Many theories have been advanced in seeking ways of improving leadership skills for dual disorder centre managers. A supervisor can enrol for management development classes, attend workshops or work on a real case of dual disorder therapeutic project. In many occasions, dual disorder care givers can change their skills through taking secondment to key institutions where they enrich themselves with knowledge. For the proposed approach, it recommended that care givers shadow. Shadowing is extremely valuable in getting a comprehensive picture of the level of disorder rehabilitation since every care giver assumes the duties of a manager for a specified amount of time, an exercise which is also a motivator (Armstrong, 2006). A dual disorder care giver can also seek the services of a mentor who is usually a person who has excelled in the area of tending to dual disorder patients.

One of the roles of a dual disorder centre manager is to motivate his fellow care givers and the sick patients. For new supervisors this role has changed from the traditional ways to modern techniques applied by rehabilitation centres in motivating a sustainable manner of handling dual disorder people. In the first days of a new dual disorder patient, the manager should be able to set targets in terms of the expected state of mind of the patient over a period of time which will form the basis for future care giving performance appraisal. This is a simple way to motivate dual disorder therapy since care givers will remain focused and dedicated to achieving set goals. Conclusion As highlighted earlier in this paper, addiction is the physical, mental or psychological dependency on a substance or an action. Drug addiction is the complete dependency on a substance to function normally.

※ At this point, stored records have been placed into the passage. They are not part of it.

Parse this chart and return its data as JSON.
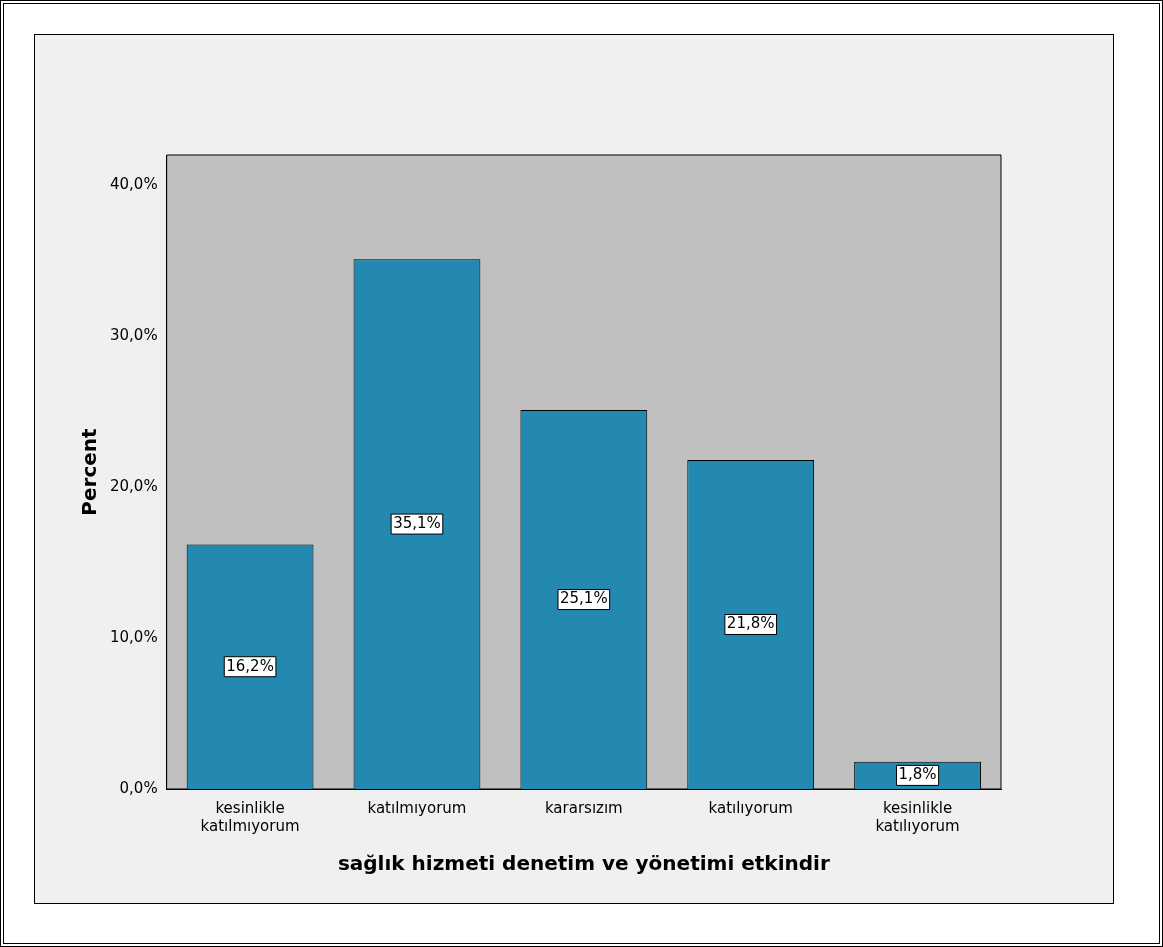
{
  "chart_data": {
    "type": "bar",
    "xlabel": "sağlık hizmeti denetim ve yönetimi etkindir",
    "ylabel": "Percent",
    "categories": [
      "kesinlikle katılmıyorum",
      "katılmıyorum",
      "kararsızım",
      "katılıyorum",
      "kesinlikle katılıyorum"
    ],
    "values": [
      16.2,
      35.1,
      25.1,
      21.8,
      1.8
    ],
    "value_labels": [
      "16,2%",
      "35,1%",
      "25,1%",
      "21,8%",
      "1,8%"
    ],
    "color": "#2489b0",
    "ylim": [
      0,
      42
    ],
    "yticks": [
      {
        "value": 0,
        "label": "0,0%"
      },
      {
        "value": 10,
        "label": "10,0%"
      },
      {
        "value": 20,
        "label": "20,0%"
      },
      {
        "value": 30,
        "label": "30,0%"
      },
      {
        "value": 40,
        "label": "40,0%"
      }
    ],
    "grid": false,
    "legend": false
  }
}
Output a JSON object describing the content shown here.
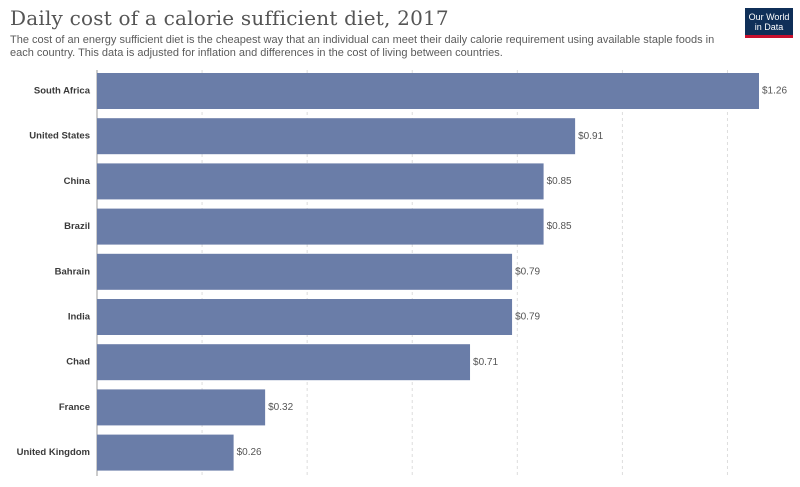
{
  "header": {
    "title": "Daily cost of a calorie sufficient diet, 2017",
    "subtitle": "The cost of an energy sufficient diet is the cheapest way that an individual can meet their daily calorie requirement using available staple foods in each country. This data is adjusted for inflation and differences in the cost of living between countries."
  },
  "logo": {
    "line1": "Our World",
    "line2": "in Data"
  },
  "chart_data": {
    "type": "bar",
    "orientation": "horizontal",
    "categories": [
      "South Africa",
      "United States",
      "China",
      "Brazil",
      "Bahrain",
      "India",
      "Chad",
      "France",
      "United Kingdom"
    ],
    "values": [
      1.26,
      0.91,
      0.85,
      0.85,
      0.79,
      0.79,
      0.71,
      0.32,
      0.26
    ],
    "value_labels": [
      "$1.26",
      "$0.91",
      "$0.85",
      "$0.85",
      "$0.79",
      "$0.79",
      "$0.71",
      "$0.32",
      "$0.26"
    ],
    "xlim": [
      0,
      1.26
    ],
    "grid": "vertical dashed",
    "bar_color": "#6a7da8",
    "title": "Daily cost of a calorie sufficient diet, 2017"
  }
}
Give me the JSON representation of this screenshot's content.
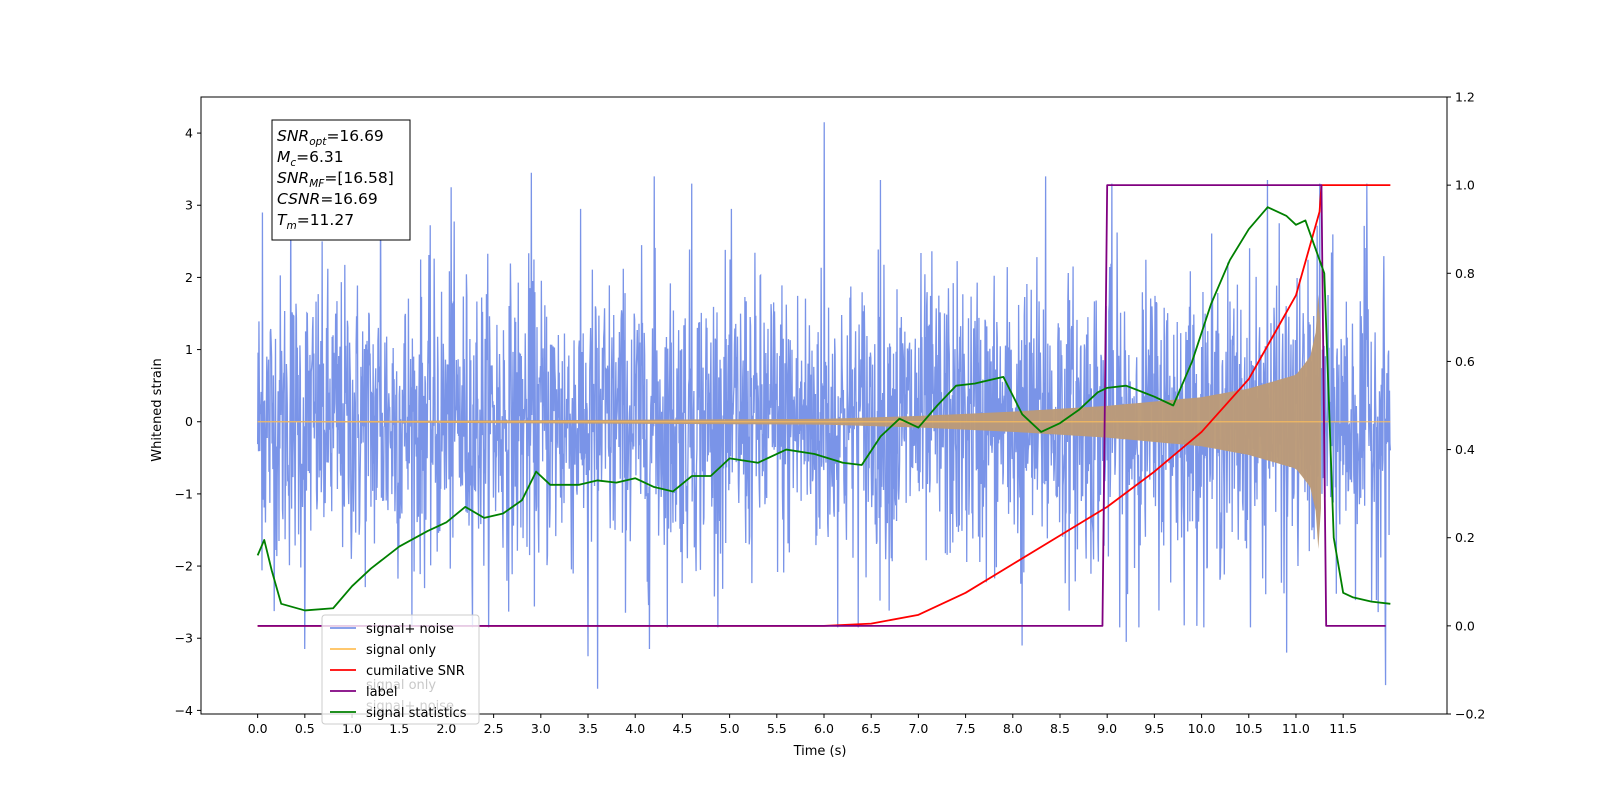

An addicted person is chronically intoxicated and has a compulsive use despite dangerous effects posed (Canadian Institutes of Health Research 2007). Mental health problems are some of the effects brought by drug use; especially common with drug addicts. Acquisition of both mental health problem such as depression and drug abuse, is termed as dual diagnosis. According to researches of the 21st century, some of the common causes of drug and substance abuse are peer pressure, anxiety, environmental stress or even depression. Most people who engage in drug and substance abuse eventually encounter mental health problems.

Opiates such as heroin, cocaine and codeine, also referred to as Central nervous system (CNS) stimulants are responsible for the mental dysfunction. Programmes suggested, like the MICAA have had clients attend them and attained a long term abstinence from substances that had addicted them, (Sciacca, 1997). For these reasons, this paper is justified to draw a conclusion that integrated treatment of patients with a dual diagnosis of addiction and mental illness has demonstrated to be the most effective and efficient way to rehabilitate dually diagnosed patients.